Lessons from Modernism: Environmental Design Strategies in Architecture, 1925-1970

Sep 12th–Sep 29th 2015

Elmhurst Art Museum presents Lessons from Modernism: Environmental Design Strategies in Architecture, 1925-1970, a highly-acclaimed exhibition organized by The Cooper Union in New York that examines twenty-five modern building projects through the lens of sustainability. Incorporating environmental strategies that solve critical issues of comfort, use and economy, these projects, dating from 1925 to 1970, recognize and adapt to natural forces and serve as inspiration and guide for the current green building movement.

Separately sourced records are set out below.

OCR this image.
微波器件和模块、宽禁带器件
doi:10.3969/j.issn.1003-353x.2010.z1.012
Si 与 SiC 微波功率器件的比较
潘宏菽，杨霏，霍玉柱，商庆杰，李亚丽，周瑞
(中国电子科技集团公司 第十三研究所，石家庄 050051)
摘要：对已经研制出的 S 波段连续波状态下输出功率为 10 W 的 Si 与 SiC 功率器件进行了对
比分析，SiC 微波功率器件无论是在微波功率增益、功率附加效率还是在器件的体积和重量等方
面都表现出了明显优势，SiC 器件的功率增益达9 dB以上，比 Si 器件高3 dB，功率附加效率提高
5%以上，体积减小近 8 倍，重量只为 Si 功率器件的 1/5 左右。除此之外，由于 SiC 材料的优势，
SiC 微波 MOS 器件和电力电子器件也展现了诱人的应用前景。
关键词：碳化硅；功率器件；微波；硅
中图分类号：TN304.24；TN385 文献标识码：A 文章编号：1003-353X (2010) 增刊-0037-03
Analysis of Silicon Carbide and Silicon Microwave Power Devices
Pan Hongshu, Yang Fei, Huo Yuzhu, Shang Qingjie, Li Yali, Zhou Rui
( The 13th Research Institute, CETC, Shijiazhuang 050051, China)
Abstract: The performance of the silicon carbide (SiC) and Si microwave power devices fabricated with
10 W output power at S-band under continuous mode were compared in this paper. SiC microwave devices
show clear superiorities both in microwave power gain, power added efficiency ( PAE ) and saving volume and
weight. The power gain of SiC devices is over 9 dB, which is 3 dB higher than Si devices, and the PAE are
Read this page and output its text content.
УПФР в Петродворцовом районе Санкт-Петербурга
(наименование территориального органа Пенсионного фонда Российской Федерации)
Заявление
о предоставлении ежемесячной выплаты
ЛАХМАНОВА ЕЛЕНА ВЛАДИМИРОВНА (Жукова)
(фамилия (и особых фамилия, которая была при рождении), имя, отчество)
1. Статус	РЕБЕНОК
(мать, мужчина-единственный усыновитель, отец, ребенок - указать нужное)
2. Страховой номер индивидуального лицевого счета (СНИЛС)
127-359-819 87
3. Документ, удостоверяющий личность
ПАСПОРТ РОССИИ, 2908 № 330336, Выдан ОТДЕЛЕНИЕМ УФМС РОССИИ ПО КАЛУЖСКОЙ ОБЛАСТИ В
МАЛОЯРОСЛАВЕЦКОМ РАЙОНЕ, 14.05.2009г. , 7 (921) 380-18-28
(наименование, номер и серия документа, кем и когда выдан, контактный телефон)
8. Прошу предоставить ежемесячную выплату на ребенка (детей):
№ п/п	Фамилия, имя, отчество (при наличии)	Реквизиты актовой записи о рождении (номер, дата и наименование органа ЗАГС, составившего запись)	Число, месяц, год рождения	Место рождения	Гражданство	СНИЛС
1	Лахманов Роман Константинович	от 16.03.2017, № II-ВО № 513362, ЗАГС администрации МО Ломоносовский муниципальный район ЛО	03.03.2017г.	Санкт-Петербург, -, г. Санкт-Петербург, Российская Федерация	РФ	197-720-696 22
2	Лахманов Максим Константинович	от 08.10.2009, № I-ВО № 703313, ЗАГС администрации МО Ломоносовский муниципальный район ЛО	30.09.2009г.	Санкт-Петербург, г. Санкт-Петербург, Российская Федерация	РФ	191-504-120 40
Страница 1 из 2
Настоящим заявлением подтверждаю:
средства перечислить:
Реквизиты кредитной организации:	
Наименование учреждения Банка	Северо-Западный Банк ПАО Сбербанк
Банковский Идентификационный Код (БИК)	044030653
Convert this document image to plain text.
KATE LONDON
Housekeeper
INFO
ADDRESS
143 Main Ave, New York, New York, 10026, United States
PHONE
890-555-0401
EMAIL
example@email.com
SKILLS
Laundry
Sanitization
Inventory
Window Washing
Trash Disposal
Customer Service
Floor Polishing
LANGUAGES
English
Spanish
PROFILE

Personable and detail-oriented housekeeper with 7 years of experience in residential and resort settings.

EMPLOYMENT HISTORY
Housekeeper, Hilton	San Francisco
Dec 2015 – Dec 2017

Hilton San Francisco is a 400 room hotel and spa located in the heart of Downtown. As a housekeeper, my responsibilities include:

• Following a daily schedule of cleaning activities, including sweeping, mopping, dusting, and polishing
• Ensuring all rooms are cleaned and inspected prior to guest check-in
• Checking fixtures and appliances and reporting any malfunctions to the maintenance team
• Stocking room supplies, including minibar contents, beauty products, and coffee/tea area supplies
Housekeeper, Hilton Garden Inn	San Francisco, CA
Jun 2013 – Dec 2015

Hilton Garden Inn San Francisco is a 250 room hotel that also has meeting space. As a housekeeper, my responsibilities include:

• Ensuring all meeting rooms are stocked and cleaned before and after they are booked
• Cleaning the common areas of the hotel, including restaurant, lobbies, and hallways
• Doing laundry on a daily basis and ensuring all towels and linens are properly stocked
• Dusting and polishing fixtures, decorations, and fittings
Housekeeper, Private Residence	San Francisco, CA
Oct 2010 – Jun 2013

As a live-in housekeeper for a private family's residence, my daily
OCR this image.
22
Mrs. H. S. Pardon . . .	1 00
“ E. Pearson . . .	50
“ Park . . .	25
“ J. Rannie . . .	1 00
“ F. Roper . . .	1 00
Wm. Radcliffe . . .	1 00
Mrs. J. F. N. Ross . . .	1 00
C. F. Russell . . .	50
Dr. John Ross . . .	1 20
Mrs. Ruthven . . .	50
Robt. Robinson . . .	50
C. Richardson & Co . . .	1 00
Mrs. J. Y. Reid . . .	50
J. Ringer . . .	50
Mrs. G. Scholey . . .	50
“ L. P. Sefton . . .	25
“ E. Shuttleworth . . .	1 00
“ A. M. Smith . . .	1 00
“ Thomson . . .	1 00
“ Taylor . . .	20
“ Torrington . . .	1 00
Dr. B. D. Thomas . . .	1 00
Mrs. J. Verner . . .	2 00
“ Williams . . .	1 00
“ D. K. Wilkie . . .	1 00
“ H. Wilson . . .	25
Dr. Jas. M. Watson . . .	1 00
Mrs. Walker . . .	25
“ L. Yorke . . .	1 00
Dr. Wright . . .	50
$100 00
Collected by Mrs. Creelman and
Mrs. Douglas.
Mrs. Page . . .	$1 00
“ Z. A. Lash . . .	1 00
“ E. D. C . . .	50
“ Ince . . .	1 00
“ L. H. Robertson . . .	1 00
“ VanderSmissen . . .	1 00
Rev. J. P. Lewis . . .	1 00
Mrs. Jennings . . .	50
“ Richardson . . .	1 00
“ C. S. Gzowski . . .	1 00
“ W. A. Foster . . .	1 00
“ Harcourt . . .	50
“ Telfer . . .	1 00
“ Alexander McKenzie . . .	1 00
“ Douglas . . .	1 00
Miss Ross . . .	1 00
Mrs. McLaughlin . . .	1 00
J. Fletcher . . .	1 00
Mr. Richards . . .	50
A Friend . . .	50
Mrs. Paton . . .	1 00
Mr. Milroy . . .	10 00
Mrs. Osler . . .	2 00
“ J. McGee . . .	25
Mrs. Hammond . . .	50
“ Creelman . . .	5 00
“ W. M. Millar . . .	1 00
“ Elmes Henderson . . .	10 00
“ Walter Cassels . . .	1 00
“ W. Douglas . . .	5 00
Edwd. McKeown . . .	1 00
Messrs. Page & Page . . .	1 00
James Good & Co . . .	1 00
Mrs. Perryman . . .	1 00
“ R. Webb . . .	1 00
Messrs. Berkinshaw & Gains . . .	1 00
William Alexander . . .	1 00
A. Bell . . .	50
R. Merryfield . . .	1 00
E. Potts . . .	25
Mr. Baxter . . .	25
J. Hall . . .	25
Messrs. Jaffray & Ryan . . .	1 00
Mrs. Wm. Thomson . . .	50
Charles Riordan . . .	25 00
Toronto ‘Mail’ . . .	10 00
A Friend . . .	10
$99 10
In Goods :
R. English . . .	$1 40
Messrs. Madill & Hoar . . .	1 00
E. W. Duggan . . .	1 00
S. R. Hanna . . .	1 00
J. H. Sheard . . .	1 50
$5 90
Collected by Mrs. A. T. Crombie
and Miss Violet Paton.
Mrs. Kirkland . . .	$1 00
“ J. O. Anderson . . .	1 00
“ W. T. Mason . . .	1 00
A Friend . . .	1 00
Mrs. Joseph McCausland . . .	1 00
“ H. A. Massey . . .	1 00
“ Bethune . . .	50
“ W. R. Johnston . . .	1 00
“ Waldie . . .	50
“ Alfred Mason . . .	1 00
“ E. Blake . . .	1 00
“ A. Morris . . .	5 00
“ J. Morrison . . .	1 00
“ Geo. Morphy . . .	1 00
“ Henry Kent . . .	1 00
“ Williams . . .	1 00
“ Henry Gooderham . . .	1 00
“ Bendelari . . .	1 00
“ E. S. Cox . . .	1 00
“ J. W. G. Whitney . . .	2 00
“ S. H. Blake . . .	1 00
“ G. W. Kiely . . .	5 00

Timed to coincide with the first Chicago Architecture Biennial, Lessons from Modernism encourages students, architects and the public to re-examine modern architecture, often presented as antithetical to climate-based and ecologically rooted design, and provides new insights into the works of such renowned architects as Le Corbusier, Frank Lloyd Wright, Alvar Aalto, Paul Rudolph, Jean Prouvé and Oscar Niemayer. This project is supported in part by awards from the National Endowment for the Arts and the Graham Foundation for the Advanced Studies in the Fine Arts.

Elmhurst Art Museum is an official Affiliate Partner of the Chicago Architecture Biennial.